March 24, Colombo (LNW): Mounting global uncertainties are exposing deep structural vulnerabilities in Sri Lanka’s economy, with former Central Bank Deputy Governor Dr. W.A. Wijewardena warning of rising risks to growth, stability, and macroeconomic balance.

At the core of his concern is Sri Lanka’s dependence on external financing. The country must continuously borrow not only to fund its budget but also to refinance maturing debt, creating a cycle that leaves it highly vulnerable to global financial conditions.

Dr. Wijewardena emphasizes that while current revenues are sufficient to cover interest payments, the real risk lies in refinancing obligations. If global liquidity tightens or investor confidence weakens particularly amid Middle East tensions Sri Lanka may face difficulties in accessing affordable funding.

The situation is further complicated by the outlook for interest rates. If inflation rises beyond the Central Bank’s target ceiling of 7%, monetary authorities will be forced to increase rates. This would directly raise Government borrowing costs and potentially disrupt the fragile recovery built on low interest rates.

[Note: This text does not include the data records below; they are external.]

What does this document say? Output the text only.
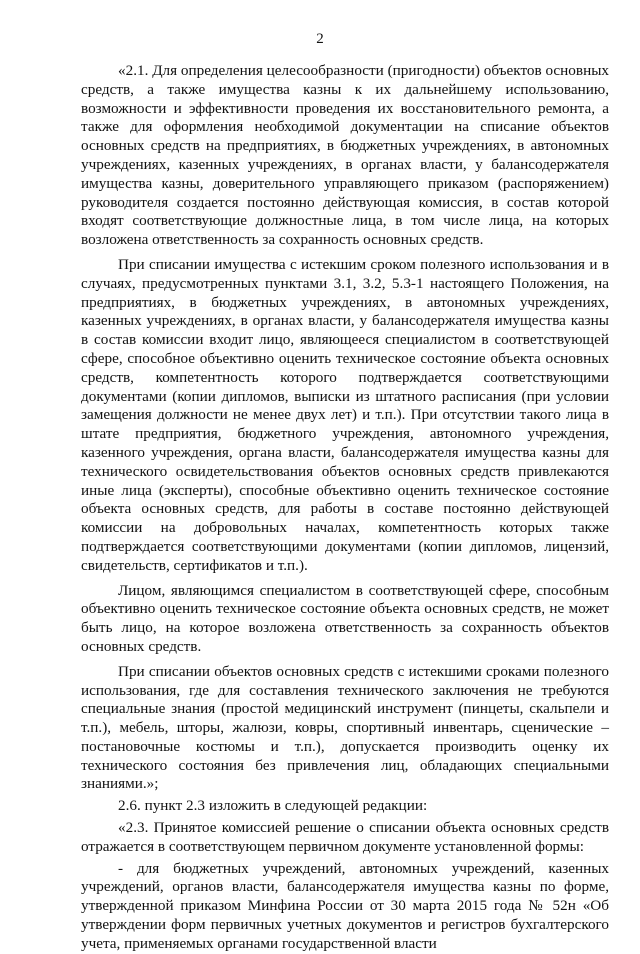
2

«2.1. Для определения целесообразности (пригодности) объектов основных средств, а также имущества казны к их дальнейшему использованию, возможности и эффективности проведения их восстановительного ремонта, а также для оформления необходимой документации на списание объектов основных средств на предприятиях, в бюджетных учреждениях, в автономных учреждениях, казенных учреждениях, в органах власти, у балансодержателя имущества казны, доверительного управляющего приказом (распоряжением) руководителя создается постоянно действующая комиссия, в состав которой входят соответствующие должностные лица, в том числе лица, на которых возложена ответственность за сохранность основных средств.

При списании имущества с истекшим сроком полезного использования и в случаях, предусмотренных пунктами 3.1, 3.2, 5.3-1 настоящего Положения, на предприятиях, в бюджетных учреждениях, в автономных учреждениях, казенных учреждениях, в органах власти, у балансодержателя имущества казны в состав комиссии входит лицо, являющееся специалистом в соответствующей сфере, способное объективно оценить техническое состояние объекта основных средств, компетентность которого подтверждается соответствующими документами (копии дипломов, выписки из штатного расписания (при условии замещения должности не менее двух лет) и т.п.). При отсутствии такого лица в штате предприятия, бюджетного учреждения, автономного учреждения, казенного учреждения, органа власти, балансодержателя имущества казны для технического освидетельствования объектов основных средств привлекаются иные лица (эксперты), способные объективно оценить техническое состояние объекта основных средств, для работы в составе постоянно действующей комиссии на добровольных началах, компетентность которых также подтверждается соответствующими документами (копии дипломов, лицензий, свидетельств, сертификатов и т.п.).

Лицом, являющимся специалистом в соответствующей сфере, способным объективно оценить техническое состояние объекта основных средств, не может быть лицо, на которое возложена ответственность за сохранность объектов основных средств.

При списании объектов основных средств с истекшими сроками полезного использования, где для составления технического заключения не требуются специальные знания (простой медицинский инструмент (пинцеты, скальпели и т.п.), мебель, шторы, жалюзи, ковры, спортивный инвентарь, сценические – постановочные костюмы и т.п.), допускается производить оценку их технического состояния без привлечения лиц, обладающих специальными знаниями.»;

2.6. пункт 2.3 изложить в следующей редакции:

«2.3. Принятое комиссией решение о списании объекта основных средств отражается в соответствующем первичном документе установленной формы:

- для бюджетных учреждений, автономных учреждений, казенных учреждений, органов власти, балансодержателя имущества казны по форме, утвержденной приказом Минфина России от 30 марта 2015 года № 52н «Об утверждении форм первичных учетных документов и регистров бухгалтерского учета, применяемых органами государственной власти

Inflation, which has fallen dramatically from crisis levels in 2023 to below the Central Bank’s target band, may now begin to rise again due to external pressures. Higher global oil prices are a key concern, as they increase import costs and feed into domestic price levels.

Dr. Wijewardena notes that this could create a dangerous policy dilemma. While the Central Bank may need to tighten monetary policy to control inflation, such actions could simultaneously slow economic growth especially in a context where fiscal policy has limited flexibility.

This dynamic raises the risk of stagflation, where inflation rises even as economic activity weakens. In such a scenario, unemployment could increase, poverty levels may worsen, and social pressures could intensify.

Exchange rate pressures are another key concern. With rising import costs, declining foreign inflows, and increased demand for foreign currency, the Sri Lankan rupee is expected to weaken. Depreciation would further increase the cost of servicing foreign debt and exacerbate inflationary pressures.

On the external front, Sri Lanka faces a dual challenge: managing its current account deficit while refinancing external debt obligations. Both depend heavily on stable global financial conditions, which are now under threat due to geopolitical developments.

Dr. Wijewardena identifies energy prices as a critical transmission channel for these risks. Higher oil prices not only widen the trade deficit but also strain both fiscal and external balances, amplifying existing vulnerabilities.

He concludes that Sri Lanka is entering a more constrained macroeconomic environment, where policy missteps could have significant consequences. Managing this phase will require careful coordination across fiscal, monetary, and external sectors, with limited room for error in an increasingly uncertain global landscape.